Midst the usual welter of end-of-year travel trade press news items and analyses were accounts that suggest that the travelers in the USA’s top two European source markets—Germany and the UK—still sometimes rely on, prefer, and like package tours.
In the UK, British retail and shopper marketing agency Savvy released the results of a survey of more than 1,000 holidaymakers for BBC Radio’s “You & Yours” program which indicated that nearly two-thirds of those surveyed said that they were still comfortable with booking a package holiday—this despite the collapse last September of Thomas Cook, the UK’s oldest tour operator.
And according to the latest data from the UK’s Office for National Statistics (ONS) the package holiday market has experience five consecutive years of growth.
In Germany, meanwhile, FVW reported that a survey for the German Travel Association (DRV) showed that slightly less than half (44 percent) of the 1,005 respondents—they had been on a holiday at least once in the past three years—had booked a package holiday, with 94 percent of them indicating that they were satisfied
Also from the survey, which was conducted by the Berlin-based Forsa Institute: the three most important factors for package holiday customers were good value for money (97 percent); reliable help and crisis management from the tour operator (96 percent); and financial protection for unforeseen incidents or cancellations (94 percent).

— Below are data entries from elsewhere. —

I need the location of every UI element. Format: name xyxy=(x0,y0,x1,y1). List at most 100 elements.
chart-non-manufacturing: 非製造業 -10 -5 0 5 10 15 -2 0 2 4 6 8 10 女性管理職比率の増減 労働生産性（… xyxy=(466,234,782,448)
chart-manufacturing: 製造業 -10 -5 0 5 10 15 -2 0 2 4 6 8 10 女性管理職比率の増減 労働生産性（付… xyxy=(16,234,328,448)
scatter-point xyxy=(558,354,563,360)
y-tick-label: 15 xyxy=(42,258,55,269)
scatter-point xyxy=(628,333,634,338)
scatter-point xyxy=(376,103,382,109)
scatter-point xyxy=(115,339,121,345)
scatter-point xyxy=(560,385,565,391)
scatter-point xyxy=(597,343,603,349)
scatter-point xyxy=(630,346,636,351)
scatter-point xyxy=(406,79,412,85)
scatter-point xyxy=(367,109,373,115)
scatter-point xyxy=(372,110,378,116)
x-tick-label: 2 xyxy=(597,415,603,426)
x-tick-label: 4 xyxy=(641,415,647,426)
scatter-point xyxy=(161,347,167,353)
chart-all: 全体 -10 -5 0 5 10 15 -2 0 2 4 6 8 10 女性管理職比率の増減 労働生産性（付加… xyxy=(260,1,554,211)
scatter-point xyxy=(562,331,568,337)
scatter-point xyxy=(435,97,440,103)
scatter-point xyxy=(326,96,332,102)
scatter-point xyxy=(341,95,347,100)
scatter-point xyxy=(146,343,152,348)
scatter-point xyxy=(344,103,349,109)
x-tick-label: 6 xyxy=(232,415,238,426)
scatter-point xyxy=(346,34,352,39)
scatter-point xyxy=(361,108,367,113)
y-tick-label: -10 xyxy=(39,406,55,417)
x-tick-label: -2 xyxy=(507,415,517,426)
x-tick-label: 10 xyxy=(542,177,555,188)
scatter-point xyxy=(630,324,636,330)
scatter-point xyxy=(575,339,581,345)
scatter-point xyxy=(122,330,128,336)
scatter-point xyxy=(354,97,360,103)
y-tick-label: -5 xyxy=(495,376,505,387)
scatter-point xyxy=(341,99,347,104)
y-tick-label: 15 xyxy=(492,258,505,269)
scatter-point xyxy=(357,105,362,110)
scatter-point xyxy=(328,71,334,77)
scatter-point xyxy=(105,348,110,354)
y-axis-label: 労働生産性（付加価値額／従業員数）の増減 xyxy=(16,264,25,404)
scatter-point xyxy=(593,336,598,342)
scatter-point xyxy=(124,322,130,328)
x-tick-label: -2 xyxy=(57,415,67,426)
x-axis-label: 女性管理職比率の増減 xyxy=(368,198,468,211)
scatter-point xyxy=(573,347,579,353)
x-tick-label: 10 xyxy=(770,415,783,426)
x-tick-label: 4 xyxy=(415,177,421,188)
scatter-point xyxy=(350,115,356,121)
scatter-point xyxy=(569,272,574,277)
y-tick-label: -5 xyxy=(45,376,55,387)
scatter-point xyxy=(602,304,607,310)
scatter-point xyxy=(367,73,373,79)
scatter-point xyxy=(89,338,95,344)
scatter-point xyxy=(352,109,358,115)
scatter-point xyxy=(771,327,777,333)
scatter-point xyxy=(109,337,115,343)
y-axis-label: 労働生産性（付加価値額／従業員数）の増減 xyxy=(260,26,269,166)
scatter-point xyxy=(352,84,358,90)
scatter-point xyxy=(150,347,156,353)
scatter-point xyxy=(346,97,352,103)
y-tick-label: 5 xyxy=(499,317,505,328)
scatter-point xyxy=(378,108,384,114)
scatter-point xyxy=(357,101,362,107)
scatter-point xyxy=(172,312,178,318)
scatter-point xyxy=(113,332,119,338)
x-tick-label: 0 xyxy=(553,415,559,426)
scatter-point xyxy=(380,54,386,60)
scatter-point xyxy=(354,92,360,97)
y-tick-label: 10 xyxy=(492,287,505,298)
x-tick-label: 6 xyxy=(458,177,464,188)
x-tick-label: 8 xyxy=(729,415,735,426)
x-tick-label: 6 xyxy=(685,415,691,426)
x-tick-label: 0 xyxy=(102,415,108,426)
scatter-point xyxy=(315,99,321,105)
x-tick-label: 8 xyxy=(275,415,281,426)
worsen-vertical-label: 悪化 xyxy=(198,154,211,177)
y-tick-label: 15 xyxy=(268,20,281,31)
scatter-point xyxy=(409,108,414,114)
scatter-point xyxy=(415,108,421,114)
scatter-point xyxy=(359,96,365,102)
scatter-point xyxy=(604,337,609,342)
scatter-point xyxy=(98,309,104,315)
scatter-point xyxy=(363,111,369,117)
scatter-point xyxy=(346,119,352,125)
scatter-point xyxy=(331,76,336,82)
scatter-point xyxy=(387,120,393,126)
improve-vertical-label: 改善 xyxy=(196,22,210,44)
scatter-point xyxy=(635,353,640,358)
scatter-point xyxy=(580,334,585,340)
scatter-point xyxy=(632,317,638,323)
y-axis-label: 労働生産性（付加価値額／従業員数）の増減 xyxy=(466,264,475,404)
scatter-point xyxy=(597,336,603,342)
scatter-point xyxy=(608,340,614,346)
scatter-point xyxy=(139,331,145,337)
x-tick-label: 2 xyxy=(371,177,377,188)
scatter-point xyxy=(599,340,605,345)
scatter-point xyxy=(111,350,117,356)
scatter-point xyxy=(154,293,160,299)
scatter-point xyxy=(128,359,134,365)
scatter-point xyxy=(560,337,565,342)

In addition—in a finding sure to have pleased travel agents—results showed that more than half (57 percent) of the respondents were convinced that advice in a travel agency went beyond what they could research and book for themselves on the internet. While this view is strongest amongst customers aged over 45 but even 50 percent of young people (18 – 29) shared the opinion.
DRV’s president, Norbert Fiebig, took note of the findings at the association’s annual conference as he addressed the impact of the Thomas Cook shutdown, commenting that, “The insolvency of the founder of package holidays is a hard blow and leaves the industry facing serious challenges … Thomas Cook may be bankrupt but package holidays are not.”